ADHD Study Tip #3: Technology can help a lot
Today’s gadget-centric world is actually a boon for children, especially those who have problems with attention. Sure, we have the whole slew of entertainment devices that have proven distracting, but these same technologies can be conscripted to help your child out.
For example, aside from a steady diet of great books, we could supplement a child’s education with educational videos, documentaries, or even TV shows that correspond to his school topics. For those children who are more comfortable with aural approaches, mp3 players can be a great alternative. The trick here actually is to involve as many senses as possible to help a child with attention problems remember and retain what he learned in school.
ADHD Study Tip #4: Work with the teachers
A child spends a great chunk of his time in school so it makes sense for parents to work in tandem with the child’s teachers and school personnel. The importance of doing so is amplified for children who have ADHD because behavioral problems are part of the disorder’s landscape and the parent should always be updated about the comings and goings at the school.

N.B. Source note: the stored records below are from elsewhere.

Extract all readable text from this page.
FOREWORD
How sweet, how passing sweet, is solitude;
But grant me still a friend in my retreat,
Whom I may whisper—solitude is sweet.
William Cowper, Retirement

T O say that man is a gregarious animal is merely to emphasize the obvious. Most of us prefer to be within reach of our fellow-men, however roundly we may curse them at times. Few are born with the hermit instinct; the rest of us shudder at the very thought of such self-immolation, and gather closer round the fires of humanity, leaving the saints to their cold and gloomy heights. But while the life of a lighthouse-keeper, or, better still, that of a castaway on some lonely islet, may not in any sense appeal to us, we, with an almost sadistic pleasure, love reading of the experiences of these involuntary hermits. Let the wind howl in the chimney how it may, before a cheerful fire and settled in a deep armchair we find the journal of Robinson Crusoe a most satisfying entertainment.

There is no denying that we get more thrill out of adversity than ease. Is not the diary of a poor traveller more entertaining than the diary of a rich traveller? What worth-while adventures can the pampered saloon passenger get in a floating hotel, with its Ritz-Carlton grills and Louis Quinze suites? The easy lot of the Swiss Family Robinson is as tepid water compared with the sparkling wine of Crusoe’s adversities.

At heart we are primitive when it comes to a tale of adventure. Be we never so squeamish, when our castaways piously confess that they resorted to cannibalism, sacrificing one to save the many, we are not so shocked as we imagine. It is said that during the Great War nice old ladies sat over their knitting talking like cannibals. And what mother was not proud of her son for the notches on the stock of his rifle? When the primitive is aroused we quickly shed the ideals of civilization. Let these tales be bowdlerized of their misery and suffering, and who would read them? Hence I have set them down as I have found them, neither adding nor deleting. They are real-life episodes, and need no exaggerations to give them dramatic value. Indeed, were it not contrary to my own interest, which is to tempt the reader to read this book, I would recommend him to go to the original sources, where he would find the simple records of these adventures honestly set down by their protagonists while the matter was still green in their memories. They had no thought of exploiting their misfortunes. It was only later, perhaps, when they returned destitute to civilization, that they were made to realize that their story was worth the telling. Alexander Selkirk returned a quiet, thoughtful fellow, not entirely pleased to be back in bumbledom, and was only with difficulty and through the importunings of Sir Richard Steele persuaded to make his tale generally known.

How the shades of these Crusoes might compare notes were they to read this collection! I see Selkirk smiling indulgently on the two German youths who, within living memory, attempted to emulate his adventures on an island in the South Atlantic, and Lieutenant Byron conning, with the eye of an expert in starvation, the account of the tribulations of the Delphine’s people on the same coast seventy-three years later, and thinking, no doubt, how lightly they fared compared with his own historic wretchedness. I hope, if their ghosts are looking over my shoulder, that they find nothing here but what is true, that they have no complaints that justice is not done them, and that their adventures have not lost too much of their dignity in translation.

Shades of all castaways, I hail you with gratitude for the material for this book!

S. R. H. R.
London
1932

Although schools already have their respective schedules for parent-teacher meetings, it’s suggested that parents constantly communicate with their child’s teachers on a weekly basis. Ask the teacher if there are complementary tasks that need to be done at home, and inquire about any additional assignments that the child may need to finish.
ADHD Study Tip #5: Remember ‘serious play’
Attention can be kept if a task is interesting and it’s something that’s a little bit challenging. Simply said, a child naturally gravitates to what interests him. Mixing play with learning is certainly a great strategy not only for remembering but also for increasing interest in school.
For example, if the child loves playing basketball, organize a bulletin board in the child’s study area with a basketball theme. Design something like a scoreboard on this bulletin board and have the child “score” whenever he gets a perfect quiz or an excellent project. A particular score might correspond to an interesting reward later that will reinforce good habits. With this strategy, a whole bunch of ideas is open for the creative parent.